Силко кивает, успокоенный. Тьма медленно накрывает его снова.

В следующий раз он открывает глаза, когда Джинкс с силой встряхивает его за плечо. Свет приглушен. Сосредотачиваясь с трудом, Силко отмечает, что лежит в другой рубашке, старой, заношенной, а у двери на крючке висит огромный плащ Севики, еще слегка мокрый от дождя, — значит, это она о нем позаботилась… Джинкс помогает сесть и вручает ему ту самую кружку с обезьяньей мордой; перед глазами все плавает, и Силко едва не роняет ее, расплескивая густой зеленоватый отвар, но Джинкс упорно впихивает ему кружку, придерживая руки и помогая отхлебнуть.

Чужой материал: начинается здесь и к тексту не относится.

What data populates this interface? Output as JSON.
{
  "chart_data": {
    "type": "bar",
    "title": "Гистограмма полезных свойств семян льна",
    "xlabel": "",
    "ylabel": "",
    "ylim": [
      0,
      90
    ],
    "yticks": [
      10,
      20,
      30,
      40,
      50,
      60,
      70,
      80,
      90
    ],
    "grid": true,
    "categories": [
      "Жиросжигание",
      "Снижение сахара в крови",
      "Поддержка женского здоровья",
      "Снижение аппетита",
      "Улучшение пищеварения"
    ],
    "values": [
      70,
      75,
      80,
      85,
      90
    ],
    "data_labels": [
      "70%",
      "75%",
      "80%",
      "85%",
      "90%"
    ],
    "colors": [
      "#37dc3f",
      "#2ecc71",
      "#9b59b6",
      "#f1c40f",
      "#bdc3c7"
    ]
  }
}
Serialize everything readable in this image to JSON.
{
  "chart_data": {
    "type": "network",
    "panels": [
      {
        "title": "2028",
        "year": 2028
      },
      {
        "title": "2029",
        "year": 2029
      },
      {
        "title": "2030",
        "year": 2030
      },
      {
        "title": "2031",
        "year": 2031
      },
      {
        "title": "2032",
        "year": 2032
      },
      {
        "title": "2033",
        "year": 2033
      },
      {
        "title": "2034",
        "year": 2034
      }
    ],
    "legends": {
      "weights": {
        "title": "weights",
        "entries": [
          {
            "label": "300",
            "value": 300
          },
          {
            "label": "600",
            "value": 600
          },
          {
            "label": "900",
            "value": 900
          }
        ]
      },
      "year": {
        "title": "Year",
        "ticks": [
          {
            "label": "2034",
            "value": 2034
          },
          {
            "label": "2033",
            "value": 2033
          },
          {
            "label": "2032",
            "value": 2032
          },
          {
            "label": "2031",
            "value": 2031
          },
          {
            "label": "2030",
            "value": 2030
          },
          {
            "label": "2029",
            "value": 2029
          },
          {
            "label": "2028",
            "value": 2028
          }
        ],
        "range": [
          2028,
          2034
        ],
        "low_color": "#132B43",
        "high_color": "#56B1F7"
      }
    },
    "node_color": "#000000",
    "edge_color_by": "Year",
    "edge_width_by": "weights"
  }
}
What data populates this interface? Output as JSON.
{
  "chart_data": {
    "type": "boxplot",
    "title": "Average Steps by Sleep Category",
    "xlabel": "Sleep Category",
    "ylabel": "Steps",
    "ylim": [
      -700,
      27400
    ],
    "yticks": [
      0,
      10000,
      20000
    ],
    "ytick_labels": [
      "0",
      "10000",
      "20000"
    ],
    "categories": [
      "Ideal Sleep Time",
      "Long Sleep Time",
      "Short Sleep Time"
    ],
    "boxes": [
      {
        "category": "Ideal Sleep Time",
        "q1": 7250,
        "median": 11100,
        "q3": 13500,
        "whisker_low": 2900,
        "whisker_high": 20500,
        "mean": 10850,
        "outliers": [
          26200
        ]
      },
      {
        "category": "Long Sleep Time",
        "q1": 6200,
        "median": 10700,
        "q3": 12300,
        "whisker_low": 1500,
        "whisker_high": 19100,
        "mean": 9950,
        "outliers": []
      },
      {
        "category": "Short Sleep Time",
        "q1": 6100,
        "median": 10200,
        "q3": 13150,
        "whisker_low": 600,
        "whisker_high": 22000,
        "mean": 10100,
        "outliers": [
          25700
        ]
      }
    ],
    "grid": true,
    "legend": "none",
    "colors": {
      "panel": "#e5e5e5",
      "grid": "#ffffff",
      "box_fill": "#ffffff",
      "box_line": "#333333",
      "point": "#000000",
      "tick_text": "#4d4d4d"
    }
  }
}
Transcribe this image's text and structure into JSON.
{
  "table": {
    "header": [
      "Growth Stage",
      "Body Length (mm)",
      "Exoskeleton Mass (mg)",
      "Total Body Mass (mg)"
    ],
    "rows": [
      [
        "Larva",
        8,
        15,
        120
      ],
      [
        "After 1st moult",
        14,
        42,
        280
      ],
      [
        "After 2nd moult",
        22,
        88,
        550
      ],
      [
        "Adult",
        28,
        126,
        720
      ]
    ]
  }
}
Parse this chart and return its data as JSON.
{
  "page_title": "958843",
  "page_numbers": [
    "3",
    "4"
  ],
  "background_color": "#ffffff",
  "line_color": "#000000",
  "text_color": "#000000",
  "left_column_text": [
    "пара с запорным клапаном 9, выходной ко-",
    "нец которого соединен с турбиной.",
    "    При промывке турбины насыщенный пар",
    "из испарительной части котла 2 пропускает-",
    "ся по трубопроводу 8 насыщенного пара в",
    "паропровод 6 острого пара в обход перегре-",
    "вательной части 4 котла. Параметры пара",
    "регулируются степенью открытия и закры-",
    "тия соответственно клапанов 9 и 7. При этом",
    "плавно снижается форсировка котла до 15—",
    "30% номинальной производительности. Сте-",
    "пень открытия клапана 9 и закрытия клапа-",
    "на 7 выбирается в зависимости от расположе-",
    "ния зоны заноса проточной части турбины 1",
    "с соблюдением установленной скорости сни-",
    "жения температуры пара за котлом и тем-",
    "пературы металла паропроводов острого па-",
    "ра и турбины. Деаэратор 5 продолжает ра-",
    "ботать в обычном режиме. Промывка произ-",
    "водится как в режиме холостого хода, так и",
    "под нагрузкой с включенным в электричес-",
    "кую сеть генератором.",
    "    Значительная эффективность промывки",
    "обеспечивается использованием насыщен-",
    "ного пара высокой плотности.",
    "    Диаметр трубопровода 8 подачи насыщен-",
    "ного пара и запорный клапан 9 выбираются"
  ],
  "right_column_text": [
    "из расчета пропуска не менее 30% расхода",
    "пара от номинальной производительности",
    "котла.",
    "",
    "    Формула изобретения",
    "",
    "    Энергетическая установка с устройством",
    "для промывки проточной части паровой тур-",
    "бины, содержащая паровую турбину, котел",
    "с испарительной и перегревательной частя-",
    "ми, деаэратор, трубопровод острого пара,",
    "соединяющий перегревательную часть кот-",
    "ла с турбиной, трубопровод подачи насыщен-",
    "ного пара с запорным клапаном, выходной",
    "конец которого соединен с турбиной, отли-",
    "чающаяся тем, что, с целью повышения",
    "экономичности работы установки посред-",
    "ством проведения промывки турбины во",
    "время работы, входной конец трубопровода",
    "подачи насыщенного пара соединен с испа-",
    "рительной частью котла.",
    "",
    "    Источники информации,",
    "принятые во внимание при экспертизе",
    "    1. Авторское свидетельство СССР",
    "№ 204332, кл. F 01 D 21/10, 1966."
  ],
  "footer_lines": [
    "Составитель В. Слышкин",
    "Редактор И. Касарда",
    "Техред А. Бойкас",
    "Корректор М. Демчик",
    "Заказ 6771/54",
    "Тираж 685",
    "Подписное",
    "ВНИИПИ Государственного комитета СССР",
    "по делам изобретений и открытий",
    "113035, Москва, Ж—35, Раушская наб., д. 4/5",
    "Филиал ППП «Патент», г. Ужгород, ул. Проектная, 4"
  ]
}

Если Силко и ненавидит что-то больше всего, так это беспомощность.

— Док сказал, это какие-то травы, — ответственно поясняет Джинкс. — Полезные!

Горло раздирает от осторожных мелких глотков; на языке оседает неприятный травяной привкус, но у Силко не хватает дыхания, чтобы попросить у Джинкс воды. Эгоистичное просыпается в нем, тяжелое, дурманное — он не хочет, чтобы Джинкс уходила, боится остаться один, чтобы снова провалиться в кошмар, где его все оставили подыхать в проклятой реке.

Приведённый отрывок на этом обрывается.